【Case1】3.修羅場注意報発令 (4)
「ミキ。何言ってんだよおまえ」
さすがに止めようとした俺に、
「……だってー、先輩のタイプと全然違うじゃないですか、この人」
上目づかいで、ミキが半笑いになった。
「年上だし、真面目っていうか、あんまりおしゃれとか興味なさそうだし」
「……」
ミキの言葉に、椿さんの白い頬がさっと赤くなる。
それを目にして、俺の中でなにかが切れた。
「……その話、今必要?」
俺の低い声に、ミキがびくっと肩を揺らす。
下を向いたミキが、華奢な指輪をいくつもつけた指で、肩に掛けたバッグのひもをぐっと握った。

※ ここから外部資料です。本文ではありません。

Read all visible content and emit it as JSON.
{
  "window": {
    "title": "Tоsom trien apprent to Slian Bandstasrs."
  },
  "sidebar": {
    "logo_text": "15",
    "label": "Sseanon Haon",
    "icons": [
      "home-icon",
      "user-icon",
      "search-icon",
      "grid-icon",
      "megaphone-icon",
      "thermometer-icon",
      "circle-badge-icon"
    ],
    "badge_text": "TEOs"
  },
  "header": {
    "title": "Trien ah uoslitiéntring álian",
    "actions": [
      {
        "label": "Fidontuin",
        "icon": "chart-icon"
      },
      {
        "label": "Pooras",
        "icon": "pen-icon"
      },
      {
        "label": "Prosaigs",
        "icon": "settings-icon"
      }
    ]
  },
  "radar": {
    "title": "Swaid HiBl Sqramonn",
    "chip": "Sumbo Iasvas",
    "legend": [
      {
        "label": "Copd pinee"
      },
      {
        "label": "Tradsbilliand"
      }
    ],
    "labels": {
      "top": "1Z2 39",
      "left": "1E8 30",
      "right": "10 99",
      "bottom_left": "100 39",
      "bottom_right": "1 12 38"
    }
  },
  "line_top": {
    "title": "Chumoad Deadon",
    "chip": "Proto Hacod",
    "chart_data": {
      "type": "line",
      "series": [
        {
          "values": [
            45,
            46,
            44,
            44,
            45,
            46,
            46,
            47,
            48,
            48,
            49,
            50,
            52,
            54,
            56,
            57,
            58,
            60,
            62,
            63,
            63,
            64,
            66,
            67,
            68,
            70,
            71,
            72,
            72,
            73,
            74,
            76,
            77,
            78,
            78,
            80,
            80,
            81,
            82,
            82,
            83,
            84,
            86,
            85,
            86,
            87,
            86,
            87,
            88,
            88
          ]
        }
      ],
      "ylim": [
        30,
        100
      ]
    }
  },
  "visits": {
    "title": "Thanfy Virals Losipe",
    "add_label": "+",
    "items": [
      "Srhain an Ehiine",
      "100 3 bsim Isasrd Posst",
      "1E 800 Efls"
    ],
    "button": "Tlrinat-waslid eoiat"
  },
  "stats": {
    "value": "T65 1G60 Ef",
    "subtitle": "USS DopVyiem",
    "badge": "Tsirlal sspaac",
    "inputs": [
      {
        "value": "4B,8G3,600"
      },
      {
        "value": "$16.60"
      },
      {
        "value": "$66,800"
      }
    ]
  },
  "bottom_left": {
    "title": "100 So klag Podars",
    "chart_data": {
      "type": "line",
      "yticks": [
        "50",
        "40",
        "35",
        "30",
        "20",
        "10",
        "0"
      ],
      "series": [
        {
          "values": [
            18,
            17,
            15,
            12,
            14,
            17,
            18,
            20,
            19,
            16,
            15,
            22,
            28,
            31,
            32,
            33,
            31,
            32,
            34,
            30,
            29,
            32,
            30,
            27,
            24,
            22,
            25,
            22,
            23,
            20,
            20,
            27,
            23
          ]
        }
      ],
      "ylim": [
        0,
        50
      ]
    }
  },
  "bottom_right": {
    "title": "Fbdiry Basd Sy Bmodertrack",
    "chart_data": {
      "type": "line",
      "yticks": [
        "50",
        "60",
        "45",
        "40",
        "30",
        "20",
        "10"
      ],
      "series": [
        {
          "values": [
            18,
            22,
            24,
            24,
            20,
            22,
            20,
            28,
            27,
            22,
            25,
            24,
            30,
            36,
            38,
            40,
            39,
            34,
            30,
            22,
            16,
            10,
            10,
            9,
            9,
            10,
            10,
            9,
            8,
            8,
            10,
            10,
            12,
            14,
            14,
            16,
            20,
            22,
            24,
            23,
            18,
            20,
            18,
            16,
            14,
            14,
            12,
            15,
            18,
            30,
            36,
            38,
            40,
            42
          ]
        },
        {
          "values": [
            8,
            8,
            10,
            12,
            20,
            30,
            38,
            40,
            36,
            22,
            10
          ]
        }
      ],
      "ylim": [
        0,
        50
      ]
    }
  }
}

「……だって先輩。私、大学入って、おしゃれとか頑張ったのに。恒星先輩の好みに合わせて。それなのに、こんな地味な人とか」
「……ミキ、いいかげんにしろ」
俺はうんざりして、ミキの言葉を遮った。
何なんだよ、いったい。
「何なの? おまえ、なんか今日おかしくね? 俺の好みとか、別におまえと関係ねーじゃん」
腰を落としてミキと視線を合わせ、なるべく優しく言ったつもりが、
「……」
カラコンの目に、至近距離から思いっきりにらまれる。
え? なにこれ。どうしたミキ?
……てか、この顔、怖わ!
見たこともない後輩の表情と、見慣れないカラコンの虹彩のコンボに、思わずたじろいだ俺に、
「……いいです、もう!」
叫ぶように言うと、ミキはくるっと後ろを向いた。
「あ、おい」
そのまま、俺に構わず大通りの方へ走り去る。
(……何なの? あいつ)
ぽかんとしたまま、俺は走ってくワンピの後ろ姿を見送った。
……なんだあれ? ベタなドラマみてーなんだけど。
「おい、蓮ー」
なにあれ?
たずねようと振り向いた俺の肩に、
「もー、きついよ恒星」
黙って俺らのやりとりを見守っていた蓮が、ぽんと手を置いた。
「おまえさー、ちょっとは察してやれって。ミキの気持ち」
やけに疲れた表情で、蓮が俺を見上げて苦笑する。
「は? 何だよ。気持ちって」
眉をひそめた俺に、
「だからー……」
言いかけた蓮が、急にためいきをついた。
「まあ、いきなりは無理か。恒星だもんなー」
(――俺?)
どういうこと?
「だから、何の話だよ? 何がしたかったわけ? あいつ」
いい加減イラついて詰め寄った俺に、
「あー、はいはい。わかったわかった」
蓮が両手を上げた。
「ミキもさ、寂しかったんだよ。恒星と高校ぶりでまた遊べると思ってたのが、あてがはずれて」
「それは確かに、悪かったけど」
だからって、なんであんな。
俺は髪をくしゃくしゃとかき回す。
わけのわかんねーことばっか言い出して、あいつ。
声に嘘の響きはなかったけど、なんか怒るし。椿さんにまで絡んで。
――『全然そういうのじゃないから、私』
不意に、さっきの椿さんの言葉を思い出して、何かで刺されたみたいに胸が痛んだ。
(――これって)
その瞬間、俺は、今まで見えていなかったものに気づく。
……もしかして。
前世の敵とか、催眠術じゃなくて。
「え、どうした? だいじょぶ? 恒星」
急に表情の変わった俺の顔を、蓮がのぞき込んだ。
「……なんでもない」
(――言えるかよ。こんなこと)
目を伏せたまま小さくこたえると、
「そっか」
ほっとしたように蓮が笑った。
「じゃー俺、ちょっとミキのフォローしてくるわ」
「え? おまえがそこまでする必要ある?」
俺は顔をしかめる。
ミキに頼まれて、おれんち探す手助けしてやったんでしょ? こいつ。
なのに、世話になったミキは、なぜかひとりでどっか走ってって。
「まー、ついでだし?」
はぐらかすようにそう言うと、「じゃ」と片手をあげて、蓮は椿さんと俺を残したまま、駅の方へ歩いていった。